Ma negli ultimi giorni, i leader israeliani hanno iniziato a preoccuparsi che Hezbollah potesse scoprire i cercapersone-bomba. Da lì la decisione di dare il via libera all’operazione ora, piuttosto che correre il rischio che venisse scoperta. A quanto già riferito da Al-Monitor, due militanti avevano sollevato sospetti sui cercapersone negli ultimi giorni. Quando l’inviato speciale del presidente Usa Joe Biden, Amos Hochstein, ha visitato Israele lunedì, il premier Benjamin Netanyahu, il ministro della Difesa Yoav Gallant e altri esponenti della sicurezza erano impegnati in ore di consultazioni sul tema, ma al consigliere di Biden non è stato detto nulla, ha riportato Axios.

Ieri, poi, pochi minuti prima che i cercapersone esplodessero, Gallant ha chiamato il capo del Pentagono Lloyd Austin e gli ha detto che Israele stava per condurre un’operazione in Libano, ma senza dargli dettagli specifici. Questo, per Washington, non equivale a un serio preavviso e in conferenza stampa il portavoce del dipartimento di Stato, Matthew Miller, ha sottolineato che non ne erano a conoscenza e non sono stati coinvolti.

Forte condanna per l’accaduto è stata espressa dalla Russia - che ha esortato alla «moderazione» per non «destabilizzare ulteriormente» la regione - così come da Egitto, Giordania e Turchia.

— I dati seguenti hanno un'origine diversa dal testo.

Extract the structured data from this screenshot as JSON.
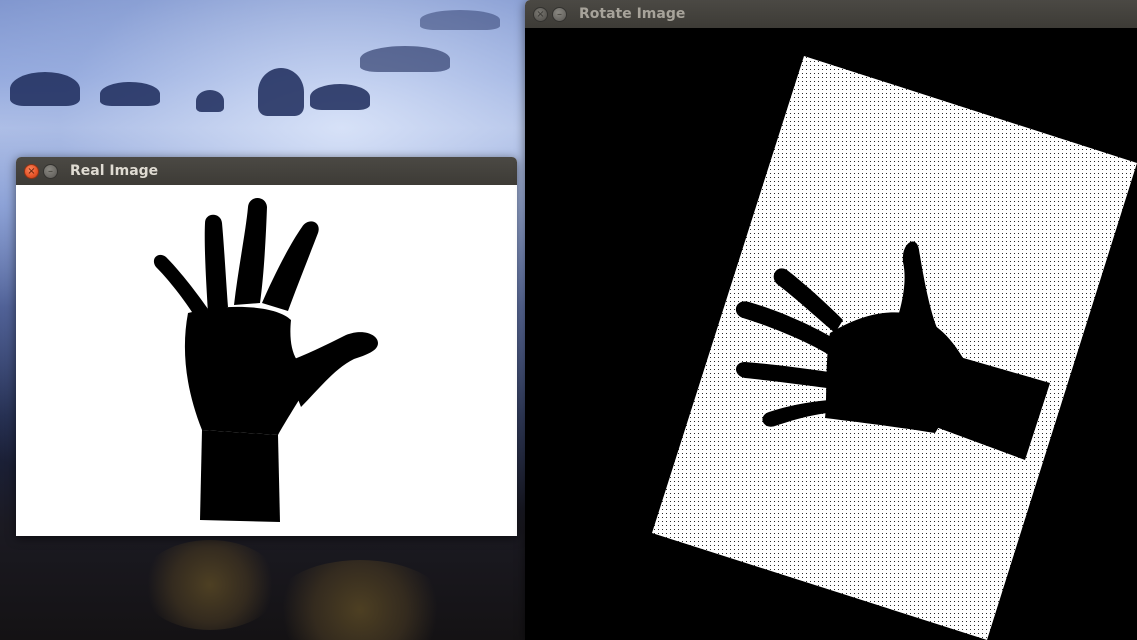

Israele ha rinforzato le difese al nord, spostando la 98a divisione e ordinando il dispiegamento di grandi forze al confine con il Libano per prevenire un attacco su larga scala da parte di Hezbollah. Netanyahu ha incontrato il presidente Isaac Herzog per un aggiornamento sulla situazione della sicurezza.

A Gaza l’esercito ha riferito di aver attaccato miliziani di Hamas che operavano in una sala di comando situata all’interno dell’ex scuola Ibn Al-Haytham a Gaza City che per i media palestinesi serviva da rifugio per gli sfollati. L’Idf ha anche annunciato la morte di quattro soldati nell’esplosione di una bomba a Tel al-Sultan, nella zona di Rafah, nel sud della Striscia. Tra questi, Daniel Maimon Toaff, italo-israeliano pronipte dell’ex rabbino capo di Roma, Elio Toaff.

Intanto, nel pomeriggio l’Assemblea Generale dell’Onu è chiamata a votare su una risoluzione che chiede formalmente la fine dell’occupazione israeliana dei Territori palestinesi entro 12 mesi. Il testo non vincolante, che secondo lo Stato ebraico alimenterà la violenza se adottato, si basa su un parere consultivo della Corte internazionale di giustizia che definisce «illegale» l’occupazione di Israele dal 1967.